A similar mechanism of alloimmune disease in breastfed infants has been proposed by Hauschner et al, describing the occurrence of persistent neonatal thrombocytopenia in infants born to mothers affected by active immune thrombocytopenia.[14] This report of antiplatelet IgA demonstrates maternal antibodies have the ability to be transferred through breast milk past the immediate neonatal period and in high enough levels to cause effects in the infant. Loose intracellular intestinal junctions and increased gut permeability have been proposed as a mechanism by which IgA may cross from the intestine into the serum.[15,16]

Limitations of this study derive from the fact that our observations were limited to those data obtained as a part of routine clinical care. The patient's mother had a diagnosis of Crohn's disease; however, her anti-enterocyte antibody status was not determined as part of her routine care. Although anti-enterocyte antibodies have been reported in various chronic inflammatory conditions of the intestine, there are no large comparative studies indicating the incidence or prevalence of anti-enterocyte antibodies in populations with inflammatory bowel disease or other immune enteropathies. It is also possible that an unidentified infectious trigger or idiopathic immune-mediated process leads to this unusual, prolonged immune response.

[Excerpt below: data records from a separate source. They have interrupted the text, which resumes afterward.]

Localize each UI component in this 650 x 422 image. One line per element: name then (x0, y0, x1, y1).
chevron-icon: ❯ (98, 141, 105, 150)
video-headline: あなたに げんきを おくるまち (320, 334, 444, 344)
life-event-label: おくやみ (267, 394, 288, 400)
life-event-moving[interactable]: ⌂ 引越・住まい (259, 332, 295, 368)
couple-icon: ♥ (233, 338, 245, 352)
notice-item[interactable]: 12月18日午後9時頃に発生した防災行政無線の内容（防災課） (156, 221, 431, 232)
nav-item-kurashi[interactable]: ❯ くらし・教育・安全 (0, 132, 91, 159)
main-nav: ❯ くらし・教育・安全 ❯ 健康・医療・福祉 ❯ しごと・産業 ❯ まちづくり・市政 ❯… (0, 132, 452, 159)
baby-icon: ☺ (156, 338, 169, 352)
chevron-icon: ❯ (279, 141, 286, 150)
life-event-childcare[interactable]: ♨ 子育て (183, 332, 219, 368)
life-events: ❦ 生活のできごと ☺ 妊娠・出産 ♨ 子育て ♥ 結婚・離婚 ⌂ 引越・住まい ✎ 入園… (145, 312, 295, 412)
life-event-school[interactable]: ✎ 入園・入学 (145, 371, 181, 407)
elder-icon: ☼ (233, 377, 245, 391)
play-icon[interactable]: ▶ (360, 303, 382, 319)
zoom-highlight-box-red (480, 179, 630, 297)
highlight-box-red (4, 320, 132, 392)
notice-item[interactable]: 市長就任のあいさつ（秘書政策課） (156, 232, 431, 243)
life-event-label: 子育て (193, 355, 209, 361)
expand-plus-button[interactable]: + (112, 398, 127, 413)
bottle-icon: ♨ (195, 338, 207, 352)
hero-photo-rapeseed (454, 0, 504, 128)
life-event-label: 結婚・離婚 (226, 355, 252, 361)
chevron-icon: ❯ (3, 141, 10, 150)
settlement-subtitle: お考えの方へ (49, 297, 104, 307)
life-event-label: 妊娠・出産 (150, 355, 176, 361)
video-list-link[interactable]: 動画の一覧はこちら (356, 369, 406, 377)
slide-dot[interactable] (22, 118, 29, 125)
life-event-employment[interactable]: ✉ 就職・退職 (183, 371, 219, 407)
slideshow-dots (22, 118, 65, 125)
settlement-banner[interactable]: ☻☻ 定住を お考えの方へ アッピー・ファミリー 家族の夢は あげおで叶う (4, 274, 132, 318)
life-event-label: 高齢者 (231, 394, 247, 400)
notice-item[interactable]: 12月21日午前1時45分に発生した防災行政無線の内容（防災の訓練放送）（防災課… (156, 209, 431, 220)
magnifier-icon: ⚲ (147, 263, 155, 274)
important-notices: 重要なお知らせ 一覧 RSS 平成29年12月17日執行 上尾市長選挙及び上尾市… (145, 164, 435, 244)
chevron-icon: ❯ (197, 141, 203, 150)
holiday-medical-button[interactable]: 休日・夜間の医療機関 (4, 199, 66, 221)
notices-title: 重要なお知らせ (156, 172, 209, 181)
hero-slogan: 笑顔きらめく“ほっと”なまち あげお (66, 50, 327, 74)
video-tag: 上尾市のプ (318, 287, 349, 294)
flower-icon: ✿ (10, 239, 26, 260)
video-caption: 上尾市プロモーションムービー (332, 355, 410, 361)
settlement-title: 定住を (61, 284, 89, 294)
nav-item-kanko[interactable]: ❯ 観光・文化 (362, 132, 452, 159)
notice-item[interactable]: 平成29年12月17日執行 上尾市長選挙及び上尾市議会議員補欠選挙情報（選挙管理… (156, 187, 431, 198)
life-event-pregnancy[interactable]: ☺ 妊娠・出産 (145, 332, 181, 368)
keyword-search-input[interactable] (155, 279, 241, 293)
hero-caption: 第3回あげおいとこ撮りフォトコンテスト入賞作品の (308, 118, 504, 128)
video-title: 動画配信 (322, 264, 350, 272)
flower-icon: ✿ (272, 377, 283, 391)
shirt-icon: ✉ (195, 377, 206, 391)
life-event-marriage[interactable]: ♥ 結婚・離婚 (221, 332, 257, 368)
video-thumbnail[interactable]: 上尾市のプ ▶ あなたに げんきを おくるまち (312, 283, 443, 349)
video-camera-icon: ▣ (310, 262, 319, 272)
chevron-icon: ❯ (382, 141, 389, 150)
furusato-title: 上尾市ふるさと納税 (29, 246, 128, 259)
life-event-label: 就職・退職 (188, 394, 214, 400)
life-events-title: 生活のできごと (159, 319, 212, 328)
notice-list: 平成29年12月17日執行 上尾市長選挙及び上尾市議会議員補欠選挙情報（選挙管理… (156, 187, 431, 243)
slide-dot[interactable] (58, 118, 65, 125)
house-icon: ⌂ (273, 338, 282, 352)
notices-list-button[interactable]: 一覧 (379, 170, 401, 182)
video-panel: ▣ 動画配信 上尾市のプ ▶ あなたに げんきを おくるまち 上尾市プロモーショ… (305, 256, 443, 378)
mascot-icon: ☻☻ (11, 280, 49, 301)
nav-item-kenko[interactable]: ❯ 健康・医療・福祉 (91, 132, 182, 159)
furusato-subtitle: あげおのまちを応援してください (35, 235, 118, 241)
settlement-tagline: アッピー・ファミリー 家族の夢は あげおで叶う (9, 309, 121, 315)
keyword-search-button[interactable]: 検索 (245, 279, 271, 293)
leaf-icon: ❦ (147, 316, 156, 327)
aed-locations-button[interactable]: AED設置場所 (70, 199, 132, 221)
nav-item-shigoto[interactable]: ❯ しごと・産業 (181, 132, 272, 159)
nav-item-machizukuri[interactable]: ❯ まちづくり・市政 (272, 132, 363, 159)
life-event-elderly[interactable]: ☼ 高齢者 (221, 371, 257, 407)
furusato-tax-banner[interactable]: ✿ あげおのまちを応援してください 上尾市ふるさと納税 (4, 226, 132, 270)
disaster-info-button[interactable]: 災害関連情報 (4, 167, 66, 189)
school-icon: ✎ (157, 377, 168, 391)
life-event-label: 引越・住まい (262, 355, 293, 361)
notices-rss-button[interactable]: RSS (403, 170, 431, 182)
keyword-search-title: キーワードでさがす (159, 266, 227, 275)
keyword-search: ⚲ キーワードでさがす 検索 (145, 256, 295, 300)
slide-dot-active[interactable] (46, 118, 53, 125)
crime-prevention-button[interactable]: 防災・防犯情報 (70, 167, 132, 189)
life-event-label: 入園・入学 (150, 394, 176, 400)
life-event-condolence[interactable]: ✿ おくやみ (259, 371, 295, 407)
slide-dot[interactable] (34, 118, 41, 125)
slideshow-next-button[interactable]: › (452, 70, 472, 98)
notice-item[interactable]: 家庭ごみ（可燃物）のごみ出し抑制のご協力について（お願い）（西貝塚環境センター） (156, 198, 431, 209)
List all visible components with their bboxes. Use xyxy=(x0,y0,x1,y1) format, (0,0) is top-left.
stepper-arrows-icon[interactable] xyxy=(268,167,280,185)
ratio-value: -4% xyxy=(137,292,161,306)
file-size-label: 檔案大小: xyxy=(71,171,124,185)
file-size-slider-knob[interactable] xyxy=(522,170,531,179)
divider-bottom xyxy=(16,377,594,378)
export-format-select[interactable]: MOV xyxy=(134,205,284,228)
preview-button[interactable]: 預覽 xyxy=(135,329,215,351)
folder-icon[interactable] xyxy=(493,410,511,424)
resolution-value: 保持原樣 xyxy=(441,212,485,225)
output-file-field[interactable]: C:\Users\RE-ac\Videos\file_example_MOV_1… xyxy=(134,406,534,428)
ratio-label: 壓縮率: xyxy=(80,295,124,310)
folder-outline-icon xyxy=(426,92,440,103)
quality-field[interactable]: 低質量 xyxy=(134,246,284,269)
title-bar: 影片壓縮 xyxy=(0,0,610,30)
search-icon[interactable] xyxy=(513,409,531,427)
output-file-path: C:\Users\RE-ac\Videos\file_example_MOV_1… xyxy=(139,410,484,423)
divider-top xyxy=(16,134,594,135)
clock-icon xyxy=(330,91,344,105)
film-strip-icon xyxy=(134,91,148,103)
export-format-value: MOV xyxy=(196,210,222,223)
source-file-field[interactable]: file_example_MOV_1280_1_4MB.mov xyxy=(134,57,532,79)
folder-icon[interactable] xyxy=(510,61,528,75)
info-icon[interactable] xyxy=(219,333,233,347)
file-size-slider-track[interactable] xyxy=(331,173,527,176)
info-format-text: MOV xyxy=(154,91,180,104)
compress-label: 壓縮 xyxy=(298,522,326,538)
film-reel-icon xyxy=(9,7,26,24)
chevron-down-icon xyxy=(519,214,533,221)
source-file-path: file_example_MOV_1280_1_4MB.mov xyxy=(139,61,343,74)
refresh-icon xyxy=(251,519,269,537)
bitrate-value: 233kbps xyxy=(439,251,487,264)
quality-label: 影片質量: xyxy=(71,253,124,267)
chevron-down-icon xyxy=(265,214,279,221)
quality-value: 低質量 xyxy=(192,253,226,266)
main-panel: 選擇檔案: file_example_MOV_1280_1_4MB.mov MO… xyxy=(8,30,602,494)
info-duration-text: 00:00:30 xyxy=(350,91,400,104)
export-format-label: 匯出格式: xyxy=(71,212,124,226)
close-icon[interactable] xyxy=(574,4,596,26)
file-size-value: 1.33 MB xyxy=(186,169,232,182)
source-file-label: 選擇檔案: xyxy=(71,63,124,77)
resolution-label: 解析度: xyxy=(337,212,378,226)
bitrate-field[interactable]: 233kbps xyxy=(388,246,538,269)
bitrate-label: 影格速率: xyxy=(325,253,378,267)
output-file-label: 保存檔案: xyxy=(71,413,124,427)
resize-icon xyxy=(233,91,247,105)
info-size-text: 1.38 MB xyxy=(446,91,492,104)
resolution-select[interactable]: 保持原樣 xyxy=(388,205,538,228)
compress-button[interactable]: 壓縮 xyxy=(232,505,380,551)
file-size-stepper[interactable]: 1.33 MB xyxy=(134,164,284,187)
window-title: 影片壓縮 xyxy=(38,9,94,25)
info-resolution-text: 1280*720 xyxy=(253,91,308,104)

This report presents indirect evidence of a newly described disease wherein maternal anti-enterocyte alloantibodies may be responsible for a form of infantile enteropathy. Although much remains unknown about the immunologic pathways of immune enteropathy, this case report suggests that alloimmune triggers may need to be considered when evaluating breastfeeding infants with evidence of immune-mediated enteropathy.

DISCLOSURES

Author contributions: JB Luginbill and MJ Giefer drafted the manuscript and approved the final revision. JC Rutledge approved the final version. MJ Giefer is the article guarantor.

Financial disclosure: None to report.

Informed consent was obtained for this case report.